During the 1960s, when I lived in France for a year, French identity was not an issue. I never had any trouble knowing who was French and who was not. I was not. But I tried. I learned how to pee in one of those holes in the ground that passed as a toilet. I was happy to let shopkeepers archly tutor my vocabulary and grammar (my Chicago-shaped accent was clearly beyond redemption). The bakery, the milk store, the butcher, the charcuterie, and the blanchisserie were veritable Berlitz classes. I learned to greet with appropriate deference and politesse their proprietors as well as my neighbors and the man who ran water down the curb and swept it twice a day. He, of course, was Arab—i.e., not French. Like me. Identity was never in doubt.
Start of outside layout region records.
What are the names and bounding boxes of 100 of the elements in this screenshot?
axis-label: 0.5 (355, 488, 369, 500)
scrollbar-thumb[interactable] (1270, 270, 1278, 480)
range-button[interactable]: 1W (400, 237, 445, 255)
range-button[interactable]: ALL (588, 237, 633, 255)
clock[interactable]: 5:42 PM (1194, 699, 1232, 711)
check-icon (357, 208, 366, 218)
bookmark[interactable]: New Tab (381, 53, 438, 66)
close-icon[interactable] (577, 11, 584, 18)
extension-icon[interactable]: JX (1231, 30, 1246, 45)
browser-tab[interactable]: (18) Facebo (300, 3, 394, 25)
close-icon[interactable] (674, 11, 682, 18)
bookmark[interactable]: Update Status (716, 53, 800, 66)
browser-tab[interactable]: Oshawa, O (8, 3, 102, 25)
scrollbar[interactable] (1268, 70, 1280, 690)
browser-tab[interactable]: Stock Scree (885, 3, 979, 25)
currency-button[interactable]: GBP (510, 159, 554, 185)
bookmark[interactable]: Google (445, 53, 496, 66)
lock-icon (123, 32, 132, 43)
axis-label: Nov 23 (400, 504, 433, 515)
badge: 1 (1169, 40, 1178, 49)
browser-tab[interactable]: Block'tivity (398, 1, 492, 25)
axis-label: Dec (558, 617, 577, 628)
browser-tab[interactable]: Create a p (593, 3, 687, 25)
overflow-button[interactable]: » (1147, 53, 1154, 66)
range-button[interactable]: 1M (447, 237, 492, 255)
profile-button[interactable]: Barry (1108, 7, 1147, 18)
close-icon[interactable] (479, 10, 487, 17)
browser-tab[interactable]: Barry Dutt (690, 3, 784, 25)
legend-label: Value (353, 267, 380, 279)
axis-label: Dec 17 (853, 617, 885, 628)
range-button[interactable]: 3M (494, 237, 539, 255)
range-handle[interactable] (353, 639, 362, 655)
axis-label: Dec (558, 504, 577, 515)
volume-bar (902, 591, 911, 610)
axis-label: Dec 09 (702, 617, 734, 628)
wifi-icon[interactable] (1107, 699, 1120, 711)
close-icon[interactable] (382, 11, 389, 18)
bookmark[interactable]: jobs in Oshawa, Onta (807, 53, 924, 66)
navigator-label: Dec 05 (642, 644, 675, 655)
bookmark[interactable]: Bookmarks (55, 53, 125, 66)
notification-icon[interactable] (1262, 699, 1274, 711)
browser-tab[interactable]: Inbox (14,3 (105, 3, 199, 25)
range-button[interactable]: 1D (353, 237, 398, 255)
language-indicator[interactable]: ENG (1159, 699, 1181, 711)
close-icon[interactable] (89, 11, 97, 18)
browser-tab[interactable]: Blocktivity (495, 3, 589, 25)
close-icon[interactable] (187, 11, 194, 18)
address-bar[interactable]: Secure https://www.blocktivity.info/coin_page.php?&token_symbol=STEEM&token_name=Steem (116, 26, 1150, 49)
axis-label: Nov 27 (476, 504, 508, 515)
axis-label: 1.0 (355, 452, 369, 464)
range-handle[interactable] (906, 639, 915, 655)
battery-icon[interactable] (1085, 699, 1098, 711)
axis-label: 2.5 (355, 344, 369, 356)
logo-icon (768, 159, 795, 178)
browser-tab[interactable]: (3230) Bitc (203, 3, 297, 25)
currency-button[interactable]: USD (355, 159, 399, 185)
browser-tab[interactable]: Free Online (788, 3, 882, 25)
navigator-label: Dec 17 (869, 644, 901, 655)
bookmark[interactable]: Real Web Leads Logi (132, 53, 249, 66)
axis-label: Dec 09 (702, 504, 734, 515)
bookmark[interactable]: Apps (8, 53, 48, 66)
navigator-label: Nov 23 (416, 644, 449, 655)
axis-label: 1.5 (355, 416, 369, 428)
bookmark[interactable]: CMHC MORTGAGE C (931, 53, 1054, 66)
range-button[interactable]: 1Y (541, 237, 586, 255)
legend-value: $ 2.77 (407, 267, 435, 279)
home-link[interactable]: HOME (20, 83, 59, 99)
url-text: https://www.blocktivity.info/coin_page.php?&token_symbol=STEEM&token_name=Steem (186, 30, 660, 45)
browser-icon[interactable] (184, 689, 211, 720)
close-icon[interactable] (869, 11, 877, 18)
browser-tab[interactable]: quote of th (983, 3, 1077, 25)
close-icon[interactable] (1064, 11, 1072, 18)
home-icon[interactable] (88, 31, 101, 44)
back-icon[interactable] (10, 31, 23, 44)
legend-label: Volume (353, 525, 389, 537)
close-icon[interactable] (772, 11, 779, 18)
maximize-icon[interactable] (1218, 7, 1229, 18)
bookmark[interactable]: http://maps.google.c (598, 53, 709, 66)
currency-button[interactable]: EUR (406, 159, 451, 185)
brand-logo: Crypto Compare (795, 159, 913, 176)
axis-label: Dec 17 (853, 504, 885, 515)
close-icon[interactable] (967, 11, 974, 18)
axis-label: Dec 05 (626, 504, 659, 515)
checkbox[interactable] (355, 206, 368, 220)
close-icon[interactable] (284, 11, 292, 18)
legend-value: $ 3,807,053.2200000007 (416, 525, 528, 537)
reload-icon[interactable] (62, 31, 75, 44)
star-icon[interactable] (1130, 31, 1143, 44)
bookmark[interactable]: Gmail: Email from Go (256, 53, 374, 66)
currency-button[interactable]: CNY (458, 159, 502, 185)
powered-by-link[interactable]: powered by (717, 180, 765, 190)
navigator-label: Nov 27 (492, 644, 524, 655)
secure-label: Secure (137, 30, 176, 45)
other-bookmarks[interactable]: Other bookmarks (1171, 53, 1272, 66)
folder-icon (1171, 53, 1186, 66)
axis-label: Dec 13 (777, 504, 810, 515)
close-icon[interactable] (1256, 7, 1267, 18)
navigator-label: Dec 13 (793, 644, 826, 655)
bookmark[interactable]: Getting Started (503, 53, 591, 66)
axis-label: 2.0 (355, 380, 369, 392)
So I was surprised to find Roger Cohen of the New York Times reporting that the French were now in a veritable stew (probably boeuf bourguignon), suffering “from cultural and civilizational insecurity.” The villains: immigrants; open borders; the euro; and the EU’s heavy-handed regulations. At the heart of these complaints are the charming French villages “stripped of life,” as one of Cohen’s interlocutors puts it. “Small stores had been replaced by huge ‘hypermarkets’ on the outskirts of town. Human contact was almost forgotten. ‘In the shopping malls the cashiers are lined up like cattle for the slaughter,’ he said. Old people without cars were treated like human refuse.”
I wondered: Did this sense of loss include nostalgia for those holes in the ground I remember from my limber youth? Had the three-hour lunch and naptime that closed those charming small stores and other machines of commerce gone the way of the “Deux Chevaux,” Citroen’s 2CV—a masterpiece of automotive minimalism and environmental low-impact, lacking only in comfort, speed, and safety? Haven’t laundromats finally replaced the blanchisseries that needed a week to wash and dry (and fold origami-like) the family clothes? With standard-sized refrigerators now a staple of the French kitchen, has weekly, instead of daily, shopping cast a shadow on domestic cuisine? In my time, there were no “hypermarkets” anywhere; small stores dotted the urban landscape no less than the villages.